Judiciary vs the prime minister

Author: Dr Haider Shah

Once, Zulfiqar Ali Bhutto was the prime minister of the country, and now until the last moment, we are kept unaware who will be the latest handpicked candidate for the highest post. Perhaps, in all fairness, it was not just Humpty Dumpty that had a great fall.

Such is the scale of dearth of talent in the ruling party that after outsourcing important ministries to non-political paratroopers, it is using General Pervez Musharraf’s spokesperson as its chief apologist in the popular media. No conscience is pricked to see the ‘sovereignty of parliament’ phrase used as a weapon of offence by someone who until a year ago defended all the acts of an army chief, including the imposition of emergency.

Sovereignty of parliament is a legal fiction attributed to the unique British political system. Britain does not have a written constitution as the political system has evolved with the help of some acts of parliament and by the force of convention. Since there is no written constitution, there is no limit on the law making powers of parliament. In that sense, parliament is supreme because it can pass any law it may deem fit. However, many experts of jurisprudence now contest even that situation. The EU directives and European Court of Human Rights have put a restraint upon the supremacy of the British parliament, as all laws need to be in conformity with the European Convention on Human Rights. In countries like the US, India, and Pakistan, which have a written constitution, it is the constitution that puts a restraint upon the legislative functions of parliament. For instance, parliament is not allowed to legislate on matters not appearing in the federal list; it cannot pass a law that is repugnant to fundamental rights guaranteed under the constitution and it cannot pass a law that changes the basic structure of the constitution. Just like the founding fathers of the US constitution, all framers of constitutions are cognisant of the fact that in a federation, parliament and provincial legislatures can have disputes, therefore there should be an independent body that enjoys independent power to decide such disputes. The restraining and overseeing role of the Supreme Court is best captured by the famous quote of the 11th American Chief Justice Charles Evans Hughes that “we are under a Constitution, but the Constitution is what the judges say it is.”

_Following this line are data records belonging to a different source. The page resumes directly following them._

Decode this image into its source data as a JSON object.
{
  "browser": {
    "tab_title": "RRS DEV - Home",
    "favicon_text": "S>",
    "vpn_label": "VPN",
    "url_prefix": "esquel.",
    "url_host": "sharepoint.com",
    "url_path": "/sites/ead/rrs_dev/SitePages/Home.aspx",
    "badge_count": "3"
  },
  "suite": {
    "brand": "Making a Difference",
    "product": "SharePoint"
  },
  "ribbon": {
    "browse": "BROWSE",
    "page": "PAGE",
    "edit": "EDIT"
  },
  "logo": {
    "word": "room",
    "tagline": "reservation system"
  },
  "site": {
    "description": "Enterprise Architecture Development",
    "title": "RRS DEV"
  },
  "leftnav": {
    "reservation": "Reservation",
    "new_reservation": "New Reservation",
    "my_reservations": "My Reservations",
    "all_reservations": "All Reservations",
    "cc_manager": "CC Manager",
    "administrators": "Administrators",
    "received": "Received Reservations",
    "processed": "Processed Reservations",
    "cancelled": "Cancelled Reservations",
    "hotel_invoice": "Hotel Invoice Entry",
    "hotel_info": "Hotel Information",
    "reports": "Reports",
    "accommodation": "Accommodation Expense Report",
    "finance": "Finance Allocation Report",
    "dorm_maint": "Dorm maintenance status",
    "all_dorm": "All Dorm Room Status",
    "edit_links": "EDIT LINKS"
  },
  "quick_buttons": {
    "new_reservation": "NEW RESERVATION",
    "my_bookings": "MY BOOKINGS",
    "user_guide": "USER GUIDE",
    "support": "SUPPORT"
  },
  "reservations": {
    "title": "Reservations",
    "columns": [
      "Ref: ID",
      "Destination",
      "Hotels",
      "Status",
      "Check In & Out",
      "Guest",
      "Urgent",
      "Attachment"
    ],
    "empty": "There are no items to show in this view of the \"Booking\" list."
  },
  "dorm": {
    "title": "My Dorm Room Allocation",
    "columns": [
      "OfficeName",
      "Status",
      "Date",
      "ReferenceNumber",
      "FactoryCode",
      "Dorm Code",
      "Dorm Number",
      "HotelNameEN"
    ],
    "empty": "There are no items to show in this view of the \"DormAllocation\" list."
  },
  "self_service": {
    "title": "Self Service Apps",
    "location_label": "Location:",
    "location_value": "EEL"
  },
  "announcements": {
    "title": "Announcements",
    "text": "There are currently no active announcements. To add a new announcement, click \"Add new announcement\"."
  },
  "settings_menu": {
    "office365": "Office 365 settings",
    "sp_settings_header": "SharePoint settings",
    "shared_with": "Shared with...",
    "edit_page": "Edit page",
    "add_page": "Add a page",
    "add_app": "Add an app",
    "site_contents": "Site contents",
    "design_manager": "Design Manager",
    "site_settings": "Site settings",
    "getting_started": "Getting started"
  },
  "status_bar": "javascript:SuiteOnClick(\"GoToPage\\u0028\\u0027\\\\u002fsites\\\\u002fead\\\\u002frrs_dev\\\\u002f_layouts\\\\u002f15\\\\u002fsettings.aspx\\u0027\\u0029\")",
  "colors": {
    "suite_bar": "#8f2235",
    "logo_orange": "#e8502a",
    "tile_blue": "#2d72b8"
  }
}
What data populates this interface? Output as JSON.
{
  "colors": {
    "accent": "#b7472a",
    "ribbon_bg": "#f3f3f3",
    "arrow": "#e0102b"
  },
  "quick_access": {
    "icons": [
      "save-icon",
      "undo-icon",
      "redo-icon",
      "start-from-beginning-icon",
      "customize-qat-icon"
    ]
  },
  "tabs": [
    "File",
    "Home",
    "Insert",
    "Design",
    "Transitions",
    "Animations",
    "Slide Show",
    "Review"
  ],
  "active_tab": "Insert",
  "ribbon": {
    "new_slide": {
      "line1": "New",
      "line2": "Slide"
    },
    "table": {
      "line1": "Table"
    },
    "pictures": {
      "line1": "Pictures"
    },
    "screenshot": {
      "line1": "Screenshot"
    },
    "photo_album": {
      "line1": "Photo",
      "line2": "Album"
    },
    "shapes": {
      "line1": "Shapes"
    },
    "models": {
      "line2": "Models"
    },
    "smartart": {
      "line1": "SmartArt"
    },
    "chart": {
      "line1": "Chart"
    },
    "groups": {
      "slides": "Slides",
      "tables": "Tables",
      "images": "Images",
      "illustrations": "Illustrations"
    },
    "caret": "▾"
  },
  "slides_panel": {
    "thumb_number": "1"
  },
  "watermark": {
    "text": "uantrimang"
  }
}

Do we automatically conclude that the legislature is powerless in terms of separation of powers? No, it can use its constitutional amendment power to assert its authority when it wants to do so. The preamble of our constitution that has recently been overhauled by a committee enjoying the support of all parties begins with the following line. “Whereas sovereignty over the entire Universe belongs to Almighty Allah alone, and the authority to be exercised by the people of Pakistan within the limits prescribed by Him is a sacred trust…” The constitution therefore is founded upon the public trust principle where wielders of power exercise the power not under discretion but under the trust reposed by the people of Pakistan. The same preamble mentions ensuring the independence of the judiciary as one of the aims of the fathers of the constitution.

Our constitution has determined who can be a parliamentarian under Article 62 and who cannot remain a parliamentarian under Article 63. A list of essential qualities, seven in total, has been provided under Article 62 whose absence would render a person unsuitable to become a parliamentarian. In Article 63, the list comprises 16 disqualifying instances. So in total we have 23 factors that can be grouped as ‘questions of fact’ and ‘questions of opinion’. Some factors, e.g. good character, observing Islamic injunctions or working against the ideology of Pakistan are matters of opinion while age, citizenship, bank loan default, and court conviction are questions of fact. Article 63(2) says that any question about disqualification will go to the speaker who after ascertaining that the question has risen will refer the case to the election commission. In ‘questions of fact’, the evidence is already there so the speaker does not need any more investigations but in ‘questions of opinion’, the speaker would demand some hard evidence before the case could be forwarded to the election commission. Powers of discretion are held under trust and must always be judiciously and reasonably exercised. Even Julius Caesar could not invoke discretion of not attending the senate session in the Ides of March. In the case of Mr Yousaf Raza Gillani, faithfulness to trust appeared lacking when the speaker used her discretion.

Mr Gilani in a television interview with Al Jazeera had publicly declared that if he was convicted, he would not remain prime minster for a minute and would resign. After being convicted, Mr Gilani would have established a good convention if he had remained true to his earlier pronouncements and had resigned the same day. A political system is lubricated by conventions and traditions that may not necessarily be found in a written constitution. Mr Zardari had already dented his reputation by defying his pledges made in public. Mr Gilani has done the same, which has not helped improve the image of the party leaders. Instead of establishing a good constitutional convention, now a very ominous precedent has been established.

The prime minister is the executive head and a strong charismatic prime minister is not only good for his own party but also helps in strengthening civilian supremacy. The manner in which a civilian President handpicks prime ministers is a rerun of the era of military dictators. The slide in the stature of the prime minister under the present government is too steep to leave anyone comfortable.